Neste evento, e como ponto essencial e fulcral sublinho apenas Artist’s
Practice, um projecto disponível na Internet, constituído por pequenos vídeos
onde cada artista se refere ao seu processo de trabalho. E quanto mais
não fosse, apenas com este projecto, a dimensão conceptual desta bienal
encontrar-se-ia perfeitamente suportada.
Não irei referir os cento e vinte artistas participantes, nem a nenhuma
das suas obras em particular porque esse trabalho não me compete.
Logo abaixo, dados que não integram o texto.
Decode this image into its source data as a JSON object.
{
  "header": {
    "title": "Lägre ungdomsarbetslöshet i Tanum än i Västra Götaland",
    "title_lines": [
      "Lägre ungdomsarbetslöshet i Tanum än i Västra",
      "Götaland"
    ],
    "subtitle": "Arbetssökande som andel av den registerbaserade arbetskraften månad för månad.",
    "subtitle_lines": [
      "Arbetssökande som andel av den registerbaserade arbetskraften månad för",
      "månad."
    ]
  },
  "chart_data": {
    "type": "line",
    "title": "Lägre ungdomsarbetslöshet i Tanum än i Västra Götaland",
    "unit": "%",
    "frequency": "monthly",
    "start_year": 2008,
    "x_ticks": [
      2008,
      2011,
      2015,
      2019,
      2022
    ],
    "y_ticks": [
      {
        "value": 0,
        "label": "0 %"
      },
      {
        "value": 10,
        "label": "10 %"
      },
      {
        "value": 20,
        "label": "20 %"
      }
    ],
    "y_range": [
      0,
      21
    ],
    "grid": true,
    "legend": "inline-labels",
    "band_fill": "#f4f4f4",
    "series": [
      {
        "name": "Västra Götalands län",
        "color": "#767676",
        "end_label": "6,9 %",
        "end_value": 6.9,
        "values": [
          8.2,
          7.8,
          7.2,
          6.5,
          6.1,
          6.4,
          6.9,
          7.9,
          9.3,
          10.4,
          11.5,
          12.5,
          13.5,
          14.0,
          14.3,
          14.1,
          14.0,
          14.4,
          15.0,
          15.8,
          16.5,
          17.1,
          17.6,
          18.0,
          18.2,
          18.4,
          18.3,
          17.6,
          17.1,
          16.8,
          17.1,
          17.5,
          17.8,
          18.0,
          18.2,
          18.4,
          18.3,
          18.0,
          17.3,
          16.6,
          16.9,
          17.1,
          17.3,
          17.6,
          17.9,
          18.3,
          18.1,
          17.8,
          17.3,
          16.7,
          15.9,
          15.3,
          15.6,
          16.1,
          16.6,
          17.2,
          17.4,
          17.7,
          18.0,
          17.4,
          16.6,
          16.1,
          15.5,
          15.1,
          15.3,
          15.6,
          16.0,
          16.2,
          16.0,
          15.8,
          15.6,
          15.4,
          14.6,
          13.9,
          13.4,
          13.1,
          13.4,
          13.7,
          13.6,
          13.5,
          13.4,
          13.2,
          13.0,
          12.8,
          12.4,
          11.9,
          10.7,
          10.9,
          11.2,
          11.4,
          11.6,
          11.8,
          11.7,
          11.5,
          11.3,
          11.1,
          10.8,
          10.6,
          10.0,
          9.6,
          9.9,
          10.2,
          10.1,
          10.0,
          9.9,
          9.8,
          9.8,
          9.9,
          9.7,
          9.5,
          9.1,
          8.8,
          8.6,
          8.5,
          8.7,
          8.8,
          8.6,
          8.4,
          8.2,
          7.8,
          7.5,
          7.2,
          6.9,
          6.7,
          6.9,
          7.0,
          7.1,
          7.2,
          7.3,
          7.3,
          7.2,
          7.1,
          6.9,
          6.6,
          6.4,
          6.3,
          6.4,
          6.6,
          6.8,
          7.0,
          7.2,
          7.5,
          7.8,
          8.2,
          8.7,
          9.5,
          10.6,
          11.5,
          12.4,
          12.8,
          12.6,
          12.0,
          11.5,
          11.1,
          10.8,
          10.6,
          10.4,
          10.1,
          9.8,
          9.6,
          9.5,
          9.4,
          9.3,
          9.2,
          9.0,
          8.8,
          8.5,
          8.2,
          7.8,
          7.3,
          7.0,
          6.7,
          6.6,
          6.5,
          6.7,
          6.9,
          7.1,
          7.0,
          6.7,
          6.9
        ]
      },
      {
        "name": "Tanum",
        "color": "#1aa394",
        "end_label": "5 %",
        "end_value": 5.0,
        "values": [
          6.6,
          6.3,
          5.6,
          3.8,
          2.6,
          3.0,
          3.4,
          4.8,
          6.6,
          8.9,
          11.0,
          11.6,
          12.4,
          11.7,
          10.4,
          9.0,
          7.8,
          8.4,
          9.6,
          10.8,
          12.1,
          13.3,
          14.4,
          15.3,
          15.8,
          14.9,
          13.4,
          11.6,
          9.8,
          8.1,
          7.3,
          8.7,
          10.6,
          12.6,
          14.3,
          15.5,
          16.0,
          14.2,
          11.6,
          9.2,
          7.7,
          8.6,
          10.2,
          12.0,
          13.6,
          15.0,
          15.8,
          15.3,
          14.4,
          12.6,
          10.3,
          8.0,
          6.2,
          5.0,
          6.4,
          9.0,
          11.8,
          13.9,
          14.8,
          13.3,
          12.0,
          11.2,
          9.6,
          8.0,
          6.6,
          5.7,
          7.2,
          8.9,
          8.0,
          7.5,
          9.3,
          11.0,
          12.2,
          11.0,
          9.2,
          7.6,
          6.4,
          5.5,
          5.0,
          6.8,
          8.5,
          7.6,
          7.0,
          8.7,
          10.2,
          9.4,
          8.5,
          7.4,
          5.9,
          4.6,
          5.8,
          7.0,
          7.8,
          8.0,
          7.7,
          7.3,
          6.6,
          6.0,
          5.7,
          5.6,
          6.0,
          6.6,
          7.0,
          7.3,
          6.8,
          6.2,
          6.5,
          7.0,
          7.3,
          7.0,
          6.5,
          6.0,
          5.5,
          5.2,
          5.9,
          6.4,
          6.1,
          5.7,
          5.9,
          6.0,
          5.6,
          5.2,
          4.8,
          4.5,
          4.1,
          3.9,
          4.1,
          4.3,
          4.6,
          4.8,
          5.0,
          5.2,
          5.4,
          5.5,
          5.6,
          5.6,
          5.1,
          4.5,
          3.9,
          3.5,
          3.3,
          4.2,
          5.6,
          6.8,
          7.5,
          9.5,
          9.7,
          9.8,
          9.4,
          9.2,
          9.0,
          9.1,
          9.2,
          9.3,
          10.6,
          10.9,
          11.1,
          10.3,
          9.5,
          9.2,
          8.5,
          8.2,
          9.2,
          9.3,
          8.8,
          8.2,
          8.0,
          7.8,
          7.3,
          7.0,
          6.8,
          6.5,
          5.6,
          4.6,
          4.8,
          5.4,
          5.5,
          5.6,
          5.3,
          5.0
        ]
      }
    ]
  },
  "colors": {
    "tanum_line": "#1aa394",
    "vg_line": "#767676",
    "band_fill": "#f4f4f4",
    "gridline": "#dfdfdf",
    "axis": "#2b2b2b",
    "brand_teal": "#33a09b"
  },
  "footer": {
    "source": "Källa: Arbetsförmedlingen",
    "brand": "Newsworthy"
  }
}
Competirá a
outros certamente no futuro.
Desejo simplesmente justificar o meu agrado por todas as Bienais de
Veneza do século XXI e em particular esta 57ª Edição. Quando visito a Bienal de
Veneza mais importante do que salientar um ou outro artista será perceber o
conjunto de todas as participações em função do enquadramento estruturante
encontrado e estabelecido, ao modo de congressos com os seus congressistas e as
suas audiências presentes, participantes, ativas. Um momento de reflexão global
sobre a Vida, sobre a Arte.
Talvez por tudo isto se sintam opiniões mais ou menos críticas que
circulam em sites e blogs. Algumas manifestações de desconforto perante uma
exposição que privilegia o universo dos artistas. O universo dos artistas,
plural, transversal e interdisciplinar, que não se enquadra num único ramo do
conhecimento. Enquadra-se em todos!
Todos os artistas devem sentir-se representados nesta bienal, porque o
que se valoriza nela é seu universo e não apenas o universo do artista X, do Y
ou do Z. O que se deve retirar dela é sobretudo perceber a pertinência na
atualidade do universo que os artistas bem conhecem, como local de
experimentação e desenho do mundo futuro, através de representações,
revisitações e reapropriações de mundos passados. Um espaço de renovação
permanente onde o artista faz todas as obras do seu «museu» como o colecionador
de livros antigos que na impossibilidade de os possuir, os escreve! (Walter
Benjamim, Desempacotando a Minha Biblioteca, 1931).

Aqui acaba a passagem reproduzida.